The Resilience of Happiness

written by Thomas Hill, PhD, posted on Psychology Today

Would you be happier without antibiotics, functional plumbing, and a car? What if you had never heard about these things in the first place, might you be happier then? New research that my colleagues and I published in Nature Human Behavior suggests that it may not really matter.

Questions about happiness are a tricky subject. As Daniel Gilbert points out in his book Stumbling on Happiness: “Few of us can accurately gauge how we will feel tomorrow or next week. That’s why when you go to the supermarket on an empty stomach, you’ll buy too much, and if you shop after a big meal, you’ll buy too little.” If we don’t even understand our own happiness, how can we be expected to understand the happiness of others?
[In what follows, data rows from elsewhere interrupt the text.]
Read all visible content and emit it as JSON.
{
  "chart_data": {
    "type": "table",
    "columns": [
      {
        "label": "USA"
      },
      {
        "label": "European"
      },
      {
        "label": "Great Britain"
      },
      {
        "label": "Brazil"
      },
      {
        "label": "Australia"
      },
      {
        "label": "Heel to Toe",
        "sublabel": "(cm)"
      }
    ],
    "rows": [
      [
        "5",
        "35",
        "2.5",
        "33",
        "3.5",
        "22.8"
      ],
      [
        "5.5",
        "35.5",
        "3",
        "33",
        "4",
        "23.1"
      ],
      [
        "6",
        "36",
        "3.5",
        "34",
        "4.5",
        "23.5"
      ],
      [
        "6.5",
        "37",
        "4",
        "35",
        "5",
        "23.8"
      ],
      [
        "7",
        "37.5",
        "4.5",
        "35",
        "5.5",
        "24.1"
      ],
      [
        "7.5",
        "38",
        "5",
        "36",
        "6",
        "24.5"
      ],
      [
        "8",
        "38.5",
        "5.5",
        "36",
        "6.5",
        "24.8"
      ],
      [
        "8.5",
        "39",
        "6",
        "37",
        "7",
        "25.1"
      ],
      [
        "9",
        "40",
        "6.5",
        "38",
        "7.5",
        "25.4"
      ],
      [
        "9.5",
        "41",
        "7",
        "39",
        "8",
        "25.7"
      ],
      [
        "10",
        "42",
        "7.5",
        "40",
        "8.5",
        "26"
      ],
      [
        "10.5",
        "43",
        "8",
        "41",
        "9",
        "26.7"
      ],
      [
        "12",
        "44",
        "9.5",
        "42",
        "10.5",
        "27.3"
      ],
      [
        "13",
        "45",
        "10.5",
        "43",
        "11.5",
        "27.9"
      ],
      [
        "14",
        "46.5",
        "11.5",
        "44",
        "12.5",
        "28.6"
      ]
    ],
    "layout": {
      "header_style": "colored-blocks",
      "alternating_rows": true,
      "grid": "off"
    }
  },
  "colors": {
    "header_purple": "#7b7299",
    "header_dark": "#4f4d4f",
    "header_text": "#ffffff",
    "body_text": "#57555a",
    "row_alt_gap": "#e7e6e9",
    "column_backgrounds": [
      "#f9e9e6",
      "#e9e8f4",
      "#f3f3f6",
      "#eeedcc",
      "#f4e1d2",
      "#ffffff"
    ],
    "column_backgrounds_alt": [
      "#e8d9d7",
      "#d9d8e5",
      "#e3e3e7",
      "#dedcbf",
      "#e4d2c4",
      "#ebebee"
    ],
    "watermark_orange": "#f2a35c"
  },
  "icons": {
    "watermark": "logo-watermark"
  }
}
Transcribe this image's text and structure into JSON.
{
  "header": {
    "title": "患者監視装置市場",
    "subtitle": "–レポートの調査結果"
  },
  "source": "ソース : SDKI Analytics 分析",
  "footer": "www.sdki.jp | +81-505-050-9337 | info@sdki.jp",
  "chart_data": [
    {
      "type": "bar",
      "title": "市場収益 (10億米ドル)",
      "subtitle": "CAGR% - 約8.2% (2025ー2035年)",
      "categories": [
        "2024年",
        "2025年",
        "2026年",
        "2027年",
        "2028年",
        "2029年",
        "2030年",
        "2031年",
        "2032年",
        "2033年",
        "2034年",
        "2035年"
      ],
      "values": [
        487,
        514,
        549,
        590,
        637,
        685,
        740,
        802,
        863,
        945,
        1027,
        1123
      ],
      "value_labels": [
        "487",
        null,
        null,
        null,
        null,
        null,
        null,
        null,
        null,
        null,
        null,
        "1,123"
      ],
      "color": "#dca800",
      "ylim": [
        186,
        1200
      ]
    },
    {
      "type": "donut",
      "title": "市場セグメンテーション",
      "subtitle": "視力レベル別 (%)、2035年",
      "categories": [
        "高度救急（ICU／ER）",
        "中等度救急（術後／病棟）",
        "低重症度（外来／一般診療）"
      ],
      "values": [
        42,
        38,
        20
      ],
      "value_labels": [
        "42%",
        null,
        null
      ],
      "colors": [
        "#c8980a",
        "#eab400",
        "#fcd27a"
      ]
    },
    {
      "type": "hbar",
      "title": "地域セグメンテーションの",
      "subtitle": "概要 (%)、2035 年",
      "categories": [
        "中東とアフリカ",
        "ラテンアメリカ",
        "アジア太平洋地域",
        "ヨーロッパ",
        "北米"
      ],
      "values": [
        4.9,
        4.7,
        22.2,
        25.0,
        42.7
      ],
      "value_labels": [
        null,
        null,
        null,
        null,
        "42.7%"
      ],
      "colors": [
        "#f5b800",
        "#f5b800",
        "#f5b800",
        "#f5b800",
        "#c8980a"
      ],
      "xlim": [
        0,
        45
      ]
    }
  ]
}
One way to try and get a better handle on happiness is to investigate its history. But how can we do this? The best way we know of, also noted by Daniel Gilbert, is to ask people. The UN’s World Happiness Report, in cooperation with many nations, has been doing this for quite a few years. This has come to be called Gross National Happiness, and some nations have been measuring it in various forms steadily since the 1970s. For example, you can see here that the proportion of survey respondents in the Netherlands, France, and the United Kingdom claiming to be “very satisfied” with their lives has been rising since roughly the 1980s.

What about before that? Can we see whether people were more or less happy before or after the World Wars? Obviously, we can’t go back and ask them. Not yet, anyway.

But new methods developed by psychologists and computer scientists allow us to examine written text to predict the emotional state of the author reliably. This is called “sentiment analysis” and it involves using words rated on scales of positivity and negativity. When one takes thousands of such rated words and applies them to thousands of words of written text, one can compute the overall positivity and negativity of the text. This, in turn, has been shown to correlate with the emotional attitude of the author.

In recent work, my co-authors (Eugenio Proto, Daniel Sgroi, and Chanuki Seresinhe) and I used this method to compute a measure of sentiment for four nations (Germany, the USA, Italy, and the UK). We then asked if our measurement correlated with the “ground truth” survey measures noted above, taken from the Eurobarometer data. They did with a positive correlation of about 0.53, which is promising, if not ideal. Future work may improve that.